The Alibaba Cloud service team, based on the customer's business characteristics, combined with the best practices of Alibaba Cloud's microservice governance and stability governance system and customer cases, helped customers develop plans for application lossless publishing, grayscale publishing, capacity planning, flow limiting and degradation, and worked with customers to complete the implementation of the plans.
Lossless application publishing can effectively avoid the problem of front-end exceptions during application publishing, improve the user experience, and make the system more smooth when changing. In order to speed up the landing and reduce the workload, make full use of the ability of ACK and MSE, realize the elegant exit of applications by configuring preStop and MSE to go offline without loss, protect the safe start of applications by configuring health checks and enabling MSE online traffic preheating function, and effectively avoid the traffic loss caused by application release. Customize cloud efficiency pipeline for customers based on their current situation The application release scheme combining ACK and MSE microservice governance capabilities can realize lossless online and offline in the process of application release, without adding additional operations, which reduces the burden on technicians.
Gray publishing can roll back fast stream cutting in time when major exceptions occur after the application goes online, and can try and error the new version with small traffic. Using MSE to provide agent access, a field in the header based on HTTP is colored for traffic, and Kubernetes' declarative deployment is used to insert a grayscale identifier into the application version, so that only colored traffic can enter the version marked with a grayscale identifier, realizing the full link grayscale capability based on logical isolation mechanism, This enables small-scale traffic verification of the business after the release of the new version. Once any problem is found in the new version, it can be rolled back in time to minimize the impact on the business.

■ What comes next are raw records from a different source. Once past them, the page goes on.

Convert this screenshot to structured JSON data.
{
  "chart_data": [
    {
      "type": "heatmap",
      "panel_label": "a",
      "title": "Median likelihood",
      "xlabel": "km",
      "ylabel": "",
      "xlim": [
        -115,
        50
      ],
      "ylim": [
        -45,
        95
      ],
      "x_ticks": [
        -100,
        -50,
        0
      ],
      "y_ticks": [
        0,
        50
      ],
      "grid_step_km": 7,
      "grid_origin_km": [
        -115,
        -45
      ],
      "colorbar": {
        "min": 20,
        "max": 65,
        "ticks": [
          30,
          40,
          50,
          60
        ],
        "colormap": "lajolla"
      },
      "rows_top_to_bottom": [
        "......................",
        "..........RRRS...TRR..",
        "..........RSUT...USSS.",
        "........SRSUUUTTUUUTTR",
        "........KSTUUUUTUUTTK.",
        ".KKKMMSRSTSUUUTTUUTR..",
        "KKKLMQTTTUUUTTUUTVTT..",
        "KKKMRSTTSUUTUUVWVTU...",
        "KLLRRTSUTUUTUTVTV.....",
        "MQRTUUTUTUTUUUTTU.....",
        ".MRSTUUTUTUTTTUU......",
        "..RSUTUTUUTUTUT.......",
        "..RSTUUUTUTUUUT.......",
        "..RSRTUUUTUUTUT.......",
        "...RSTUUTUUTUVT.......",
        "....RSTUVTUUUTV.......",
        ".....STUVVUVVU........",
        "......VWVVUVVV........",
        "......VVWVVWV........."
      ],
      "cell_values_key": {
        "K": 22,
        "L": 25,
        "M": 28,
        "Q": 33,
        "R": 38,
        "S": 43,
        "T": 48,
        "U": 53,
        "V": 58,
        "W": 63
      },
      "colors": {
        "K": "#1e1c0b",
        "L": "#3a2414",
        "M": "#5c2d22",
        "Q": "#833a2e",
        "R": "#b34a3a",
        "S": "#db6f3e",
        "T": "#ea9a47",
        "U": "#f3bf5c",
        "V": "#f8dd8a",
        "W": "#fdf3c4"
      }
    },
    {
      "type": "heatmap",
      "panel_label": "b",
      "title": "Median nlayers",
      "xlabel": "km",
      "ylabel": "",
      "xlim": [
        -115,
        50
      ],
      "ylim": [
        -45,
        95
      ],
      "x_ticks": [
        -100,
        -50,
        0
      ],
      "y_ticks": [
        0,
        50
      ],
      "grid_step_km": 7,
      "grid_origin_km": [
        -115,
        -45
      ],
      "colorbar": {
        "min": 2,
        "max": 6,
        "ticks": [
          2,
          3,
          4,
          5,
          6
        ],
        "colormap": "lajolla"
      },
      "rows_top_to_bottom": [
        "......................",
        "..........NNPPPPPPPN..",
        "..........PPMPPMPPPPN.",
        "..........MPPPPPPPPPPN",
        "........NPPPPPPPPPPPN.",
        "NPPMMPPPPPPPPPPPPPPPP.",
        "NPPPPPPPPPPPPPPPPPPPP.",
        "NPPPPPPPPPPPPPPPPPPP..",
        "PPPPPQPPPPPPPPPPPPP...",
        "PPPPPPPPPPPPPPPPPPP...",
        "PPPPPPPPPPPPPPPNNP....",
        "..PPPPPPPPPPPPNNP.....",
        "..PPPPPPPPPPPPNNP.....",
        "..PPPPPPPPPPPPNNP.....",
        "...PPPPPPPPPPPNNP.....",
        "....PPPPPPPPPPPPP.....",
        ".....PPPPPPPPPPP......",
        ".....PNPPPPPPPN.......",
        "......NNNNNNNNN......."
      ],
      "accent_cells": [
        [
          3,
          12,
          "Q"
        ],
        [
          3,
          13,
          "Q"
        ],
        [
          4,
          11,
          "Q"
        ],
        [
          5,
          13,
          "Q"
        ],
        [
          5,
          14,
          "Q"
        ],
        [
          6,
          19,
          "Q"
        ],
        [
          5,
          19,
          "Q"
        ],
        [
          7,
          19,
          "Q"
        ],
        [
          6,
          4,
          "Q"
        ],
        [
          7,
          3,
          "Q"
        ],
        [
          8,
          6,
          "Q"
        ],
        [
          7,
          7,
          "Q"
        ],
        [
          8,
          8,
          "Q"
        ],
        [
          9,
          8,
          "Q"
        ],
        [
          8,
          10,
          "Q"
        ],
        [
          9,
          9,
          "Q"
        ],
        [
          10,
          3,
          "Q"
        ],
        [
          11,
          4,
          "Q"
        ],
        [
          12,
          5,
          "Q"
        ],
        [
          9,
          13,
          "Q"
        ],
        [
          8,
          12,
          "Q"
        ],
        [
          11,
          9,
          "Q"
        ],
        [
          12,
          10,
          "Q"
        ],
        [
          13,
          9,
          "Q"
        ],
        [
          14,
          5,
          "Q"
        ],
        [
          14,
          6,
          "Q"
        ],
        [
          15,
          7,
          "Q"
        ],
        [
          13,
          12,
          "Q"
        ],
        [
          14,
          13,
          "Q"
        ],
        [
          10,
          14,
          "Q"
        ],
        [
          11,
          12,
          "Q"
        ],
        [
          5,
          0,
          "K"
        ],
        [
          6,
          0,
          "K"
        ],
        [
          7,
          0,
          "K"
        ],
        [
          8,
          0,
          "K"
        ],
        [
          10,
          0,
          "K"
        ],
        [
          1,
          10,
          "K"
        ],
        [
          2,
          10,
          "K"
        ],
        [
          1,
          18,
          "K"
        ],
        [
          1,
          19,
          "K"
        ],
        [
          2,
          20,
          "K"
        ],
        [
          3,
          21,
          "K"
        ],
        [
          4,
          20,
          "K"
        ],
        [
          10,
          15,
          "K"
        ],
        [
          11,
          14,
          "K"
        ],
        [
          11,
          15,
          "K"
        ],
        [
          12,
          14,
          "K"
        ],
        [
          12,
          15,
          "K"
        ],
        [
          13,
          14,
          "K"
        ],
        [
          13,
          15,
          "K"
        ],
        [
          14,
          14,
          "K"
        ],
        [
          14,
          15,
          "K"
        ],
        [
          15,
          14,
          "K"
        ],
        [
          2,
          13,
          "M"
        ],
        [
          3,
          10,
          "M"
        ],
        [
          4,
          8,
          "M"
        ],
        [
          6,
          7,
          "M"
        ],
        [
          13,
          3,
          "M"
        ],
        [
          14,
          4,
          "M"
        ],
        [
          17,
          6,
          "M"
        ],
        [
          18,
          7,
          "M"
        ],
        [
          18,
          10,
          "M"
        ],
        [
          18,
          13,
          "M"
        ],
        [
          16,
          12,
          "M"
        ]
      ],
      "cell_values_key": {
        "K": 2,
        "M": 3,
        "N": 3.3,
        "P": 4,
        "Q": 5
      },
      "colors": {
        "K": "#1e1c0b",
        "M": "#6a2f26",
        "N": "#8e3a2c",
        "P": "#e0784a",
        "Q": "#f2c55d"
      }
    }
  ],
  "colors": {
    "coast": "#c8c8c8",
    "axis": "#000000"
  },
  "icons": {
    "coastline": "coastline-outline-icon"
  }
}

Full link pressure testing is the best way to find system bottlenecks and determine system capacity. The customer technical team and Alibaba Cloud service team sorted out more than 50 pressure testing scenarios for the five core systems on the cloud, and designed a full link pressure testing scheme, data model and script. Perform optimization, table partitioning key, shard optimization, index adjustment, and application log asynchronization through Hologres SQL, JVM parameter optimization, code optimization, Redis cache, More than a dozen tuning measures, such as MQ architecture transformation, have improved the system stability and overall system performance by more than 50 times, significantly improved the utilization of resources on the cloud, and reduced the overall resource cost by more than 5%.
The current limiting and degrading capability can install a reliable safety rope for the system. Since there are many slow SQL and time is too short to optimize, in order to avoid serious slow SQL that will drag down the entire database and cause interruption risk to online business, Bosiden has used MSE's database governance capability to evaluate the peak flow based on the pressure test results, configure SQL flow restriction rules, and selectively let SQL wait or fail quickly when the database traffic is too large, Turn uncertain traffic into deterministic traffic to ensure the stability of the database and the stability of the entire business.